Lost and Found

This morning I am looking out my window at green and gold woods, blue skies, and white clouds. Blue jays fly from oak tree to oak tree, gathering acorns for the winter; a red-tailed hawk circles overhead. The sound of crickets fills the air, day and night. I live now on the opposite side of Boston from where I lived two months ago. A move from northwest to southeast of the city, one we had pondered for a while, not sure exactly where but knowing it was time, because of rising rents.

So now the trees and sky I viewed in the summer are completely different, leaves changing color in the autumn, sun setting sooner. Our lives change in just these ways. One day we call one place home; the next it is a memory, and we live elsewhere. A memory, though, that tugs at my heart in this moment, separated from an area that was familiar for so many years (40+). Within that frame, I sometimes feel “lost.”

We don’t detach so easily from a place felt at our core as home. We carry the ache within us, even as we step decidedly on a new path. I greatly loved the town I lived in, my favorite “home” from all the years of living coast to coast in various cities and towns. I was one with Nature there in a way I hadn’t been since my childhood in the Illinois countryside. I gardened daily (hands in the earth, flowers all around) and walked in beautiful sanctuaries like Mt. Auburn Cemetery, where the seasons, animals, and birds dance through the year with a vividness and light beyond description.

So what do you do if you feel lost? Do you try to be found, or try to find—yourself? Words and language can sometimes trick us into believing there is something missing in our lives. Perhaps it’s not about losing and finding but just about being. Fully present, fully alive. If I think I am lost, I look for what is missing, when actually everything is always present all the time! Home is in my heart if I recognize it there.

So here I am, gazing out at a forested landscape. The sky and clouds are stunning.

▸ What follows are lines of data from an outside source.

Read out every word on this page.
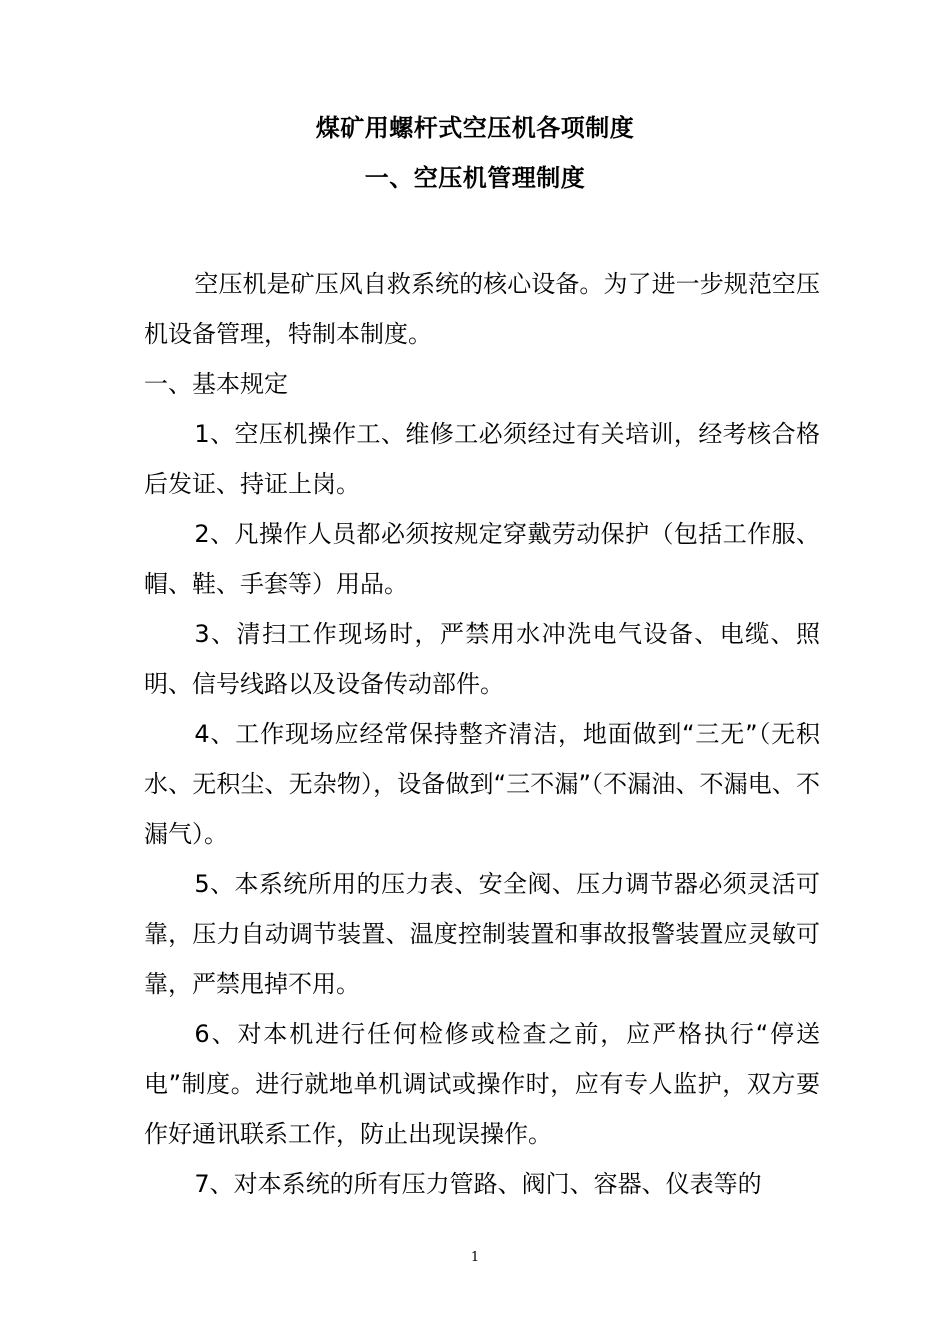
煤矿用螺杆式空压机各项制度
一、空压机管理制度

空压机是矿压风自救系统的核心设备。为了进一步规范空压机设备管理，特制本制度。

一、基本规定

1、空压机操作工、维修工必须经过有关培训，经考核合格后发证、持证上岗。

2、凡操作人员都必须按规定穿戴劳动保护（包括工作服、帽、鞋、手套等）用品。

3、清扫工作现场时，严禁用水冲洗电气设备、电缆、照明、信号线路以及设备传动部件。

4、工作现场应经常保持整齐清洁，地面做到“三无”（无积水、无积尘、无杂物），设备做到“三不漏”（不漏油、不漏电、不漏气）。

5、本系统所用的压力表、安全阀、压力调节器必须灵活可靠，压力自动调节装置、温度控制装置和事故报警装置应灵敏可靠，严禁甩掉不用。

6、对本机进行任何检修或检查之前，应严格执行“停送电”制度。进行就地单机调试或操作时，应有专人监护，双方要作好通讯联系工作，防止出现误操作。

7、对本系统的所有压力管路、阀门、容器、仪表等的

1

My heart may not feel completely one with what my eyes see—yet. It takes time to find and feel connection, with people and with places. So I wait patiently, with a mix of feelings, knowing that all it takes is a single moment of shining brilliance to fall in love with what you are seeing and experiencing.

These are the moments we live for. And they always come at the most unexpected times. You can’t orchestrate them or wish them into being. You can only repeatedly remind yourself to remain open and that no matter what you are doing or not doing, or where you are, your soul is at home and experiences the miracle of living spirit everywhere. Even now, the blue jays are calling, their silhouettes bright among the trees….

7 thoughts on “Lost and Found

  1. And that moment will come. It did for me. It takes time, that’s all… I love it here now. Still, when I drive back to the old haunts, they still feel like home too. They probably always will.

  2. Just beautiful, my friend. Wonderful, deep writing…insights that we have all shared and felt, but your articulation of them brings them to greater light. Thank you!